CYMBELINE.--Retournez, et revenez m'informer de l'état de la reine. Une fièvre allumée par l'absence de son fils, un délire qui met sa vie en danger! Ciel, comme tu me frappes cruellement d'un seul coup! Imogène, ma plus grande consolation, est partie; la reine est dans son lit, dans un état désespéré, et cela au moment où des guerres redoutables me menacent! Son fils, qui me serait à présent si nécessaire, parti aussi! Tant de coups m'accablent, et me laissent sans espoir... (A Pisanio) Mais toi, misérable, qui dois être instruit de l'évasion de ma fille, et qui feins l'ignorance, nous t'arracherons ton secret par de cruelles tortures.

PISANIO.--Seigneur, ma vie est à vous, je l'abandonne humblement à votre bon plaisir: mais, pour ma maîtresse, je ne sais rien du lieu qu'elle habite, ni pourquoi elle est partie, ni quand elle se propose de revenir. Je conjure Votre Majesté de me tenir pour son loyal serviteur.

PREMIER SEIGNEUR.--Mon bon seigneur, le jour même qu'elle disparut, cet homme était ici: j'ose répondre qu'il dit vrai, et qu'il s'acquittera fidèlement de tous les devoirs de l'obéissance. Pour Cloten, on ne manque point d'activité dans sa recherche, et sans doute on parviendra à le découvrir.

CYMBELINE.--Le moment est difficile, je veux bien te laisser en paix pour un temps, mais mes soupçons subsistent.

PREMIER SEIGNEUR.--Sous le bon plaisir de Votre Majesté, les légions romaines, toutes tirées des Gaules, ont abordé sur vos côtes avec un renfort de nobles Romains envoyés par le sénat.

CYMBELINE.--Que j'aurais besoin maintenant des conseils de mon fils et de la reine! Je suis accablé par les affaires.

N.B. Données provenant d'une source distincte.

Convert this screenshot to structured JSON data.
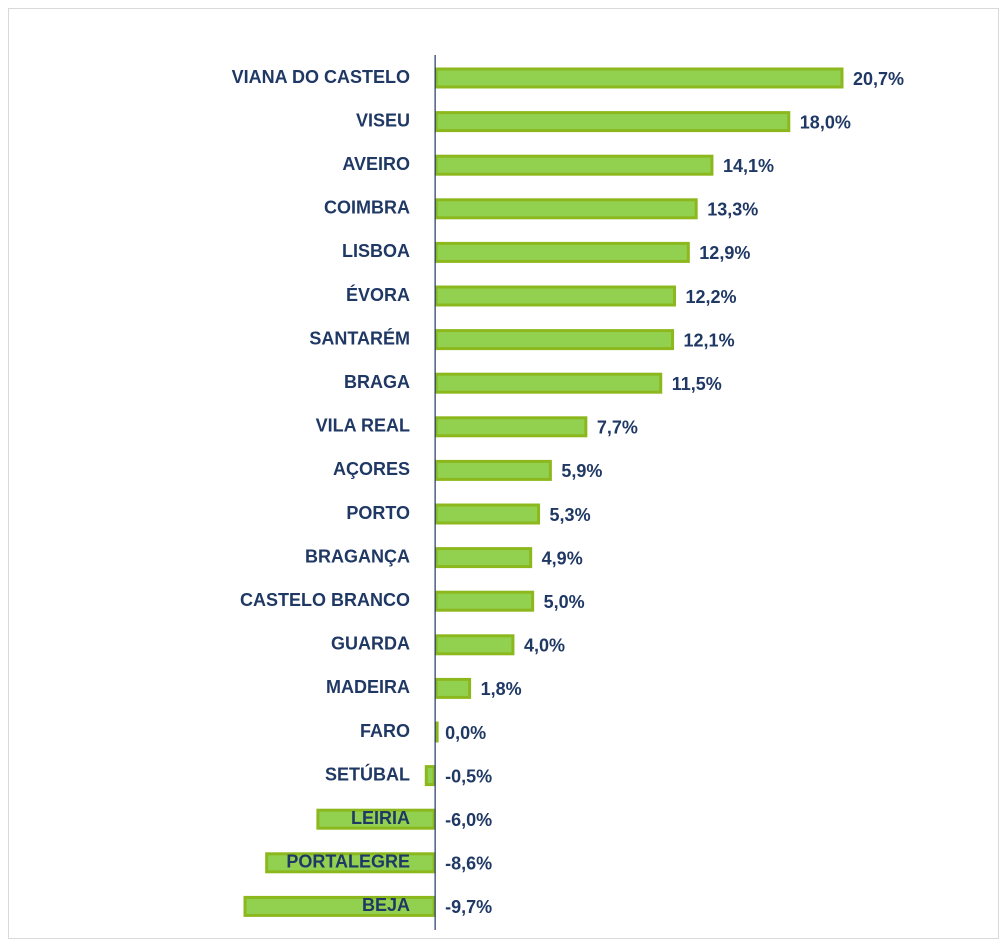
{
  "chart_data": {
    "type": "bar",
    "orientation": "horizontal",
    "categories": [
      "VIANA DO CASTELO",
      "VISEU",
      "AVEIRO",
      "COIMBRA",
      "LISBOA",
      "ÉVORA",
      "SANTARÉM",
      "BRAGA",
      "VILA REAL",
      "AÇORES",
      "PORTO",
      "BRAGANÇA",
      "CASTELO BRANCO",
      "GUARDA",
      "MADEIRA",
      "FARO",
      "SETÚBAL",
      "LEIRIA",
      "PORTALEGRE",
      "BEJA"
    ],
    "values": [
      20.7,
      18.0,
      14.1,
      13.3,
      12.9,
      12.2,
      12.1,
      11.5,
      7.7,
      5.9,
      5.3,
      4.9,
      5.0,
      4.0,
      1.8,
      0.0,
      -0.5,
      -6.0,
      -8.6,
      -9.7
    ],
    "value_labels": [
      "20,7%",
      "18,0%",
      "14,1%",
      "13,3%",
      "12,9%",
      "12,2%",
      "12,1%",
      "11,5%",
      "7,7%",
      "5,9%",
      "5,3%",
      "4,9%",
      "5,0%",
      "4,0%",
      "1,8%",
      "0,0%",
      "-0,5%",
      "-6,0%",
      "-8,6%",
      "-9,7%"
    ],
    "color": "#92d050",
    "edge_color": "#8cb81e"
  }
}
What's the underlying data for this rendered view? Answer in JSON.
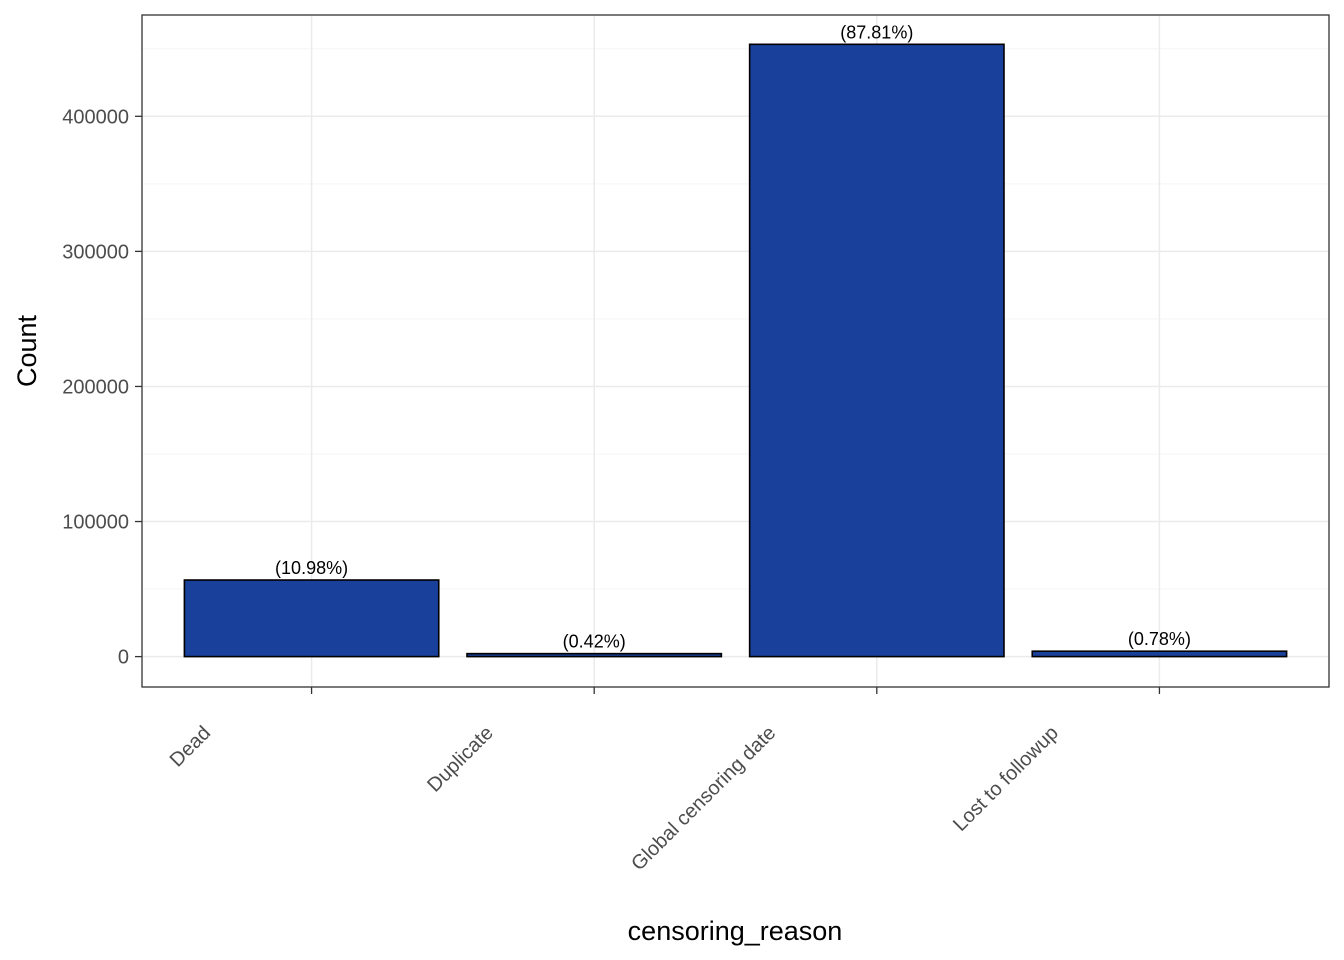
{
  "chart_data": {
    "type": "bar",
    "categories": [
      "Dead",
      "Duplicate",
      "Global censoring date",
      "Lost to followup"
    ],
    "values": [
      56700,
      2200,
      453300,
      4000
    ],
    "labels": [
      "(10.98%)",
      "(0.42%)",
      "(87.81%)",
      "(0.78%)"
    ],
    "xlabel": "censoring_reason",
    "ylabel": "Count",
    "ylim": [
      -22500,
      475000
    ],
    "yticks": [
      0,
      100000,
      200000,
      300000,
      400000
    ],
    "ytick_labels": [
      "0",
      "100000",
      "200000",
      "300000",
      "400000"
    ],
    "grid": true,
    "colors": {
      "bar_fill": "#19419B",
      "bar_outline": "#000000",
      "grid_major": "#EBEBEB",
      "grid_minor": "#F5F5F5",
      "panel_border": "#333333"
    }
  }
}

PREMIER SEIGNEUR.--Mon bon seigneur, les forces que vous avez sur pied sont en état de faire tête à toutes celles dont je vous parle: s'il en vient davantage, vous êtes prêt à leur résister; il ne reste plus qu'à mettre en mouvement toutes ces forces, qui brûlent du désir de marcher.

CYMBELINE.--Je vous remercie... Rentrons, et faisons face aux circonstances qui se présentent. Je ne crains point les coups de l'Italie; mais je déplore les malheurs arrivés ici.--Retirons-nous.

(Ils sortent.)

PISANIO, seul.--Point de lettre de mon maître depuis que je lui ai mandé qu'Imogène avait été immolée; c'est étrange: aucunes nouvelles de ma maîtresse qui m'avait promis de m'en donner souvent; je ne sais pas davantage ce qu'est devenu Cloten: une perplexité générale m'environne. Cependant le ciel agira. Là où je suis perfide, c'est par honnêteté; je suis fidèle en n'étant pas fidèle; la guerre présente fera voir aux yeux du roi même que j'aime mon pays, ou bien j'y périrai. Laissons au temps le soin d'éclaircir tous les autres doutes. La fortune conduit au port certains vaisseaux qui n'ont pas de pilote.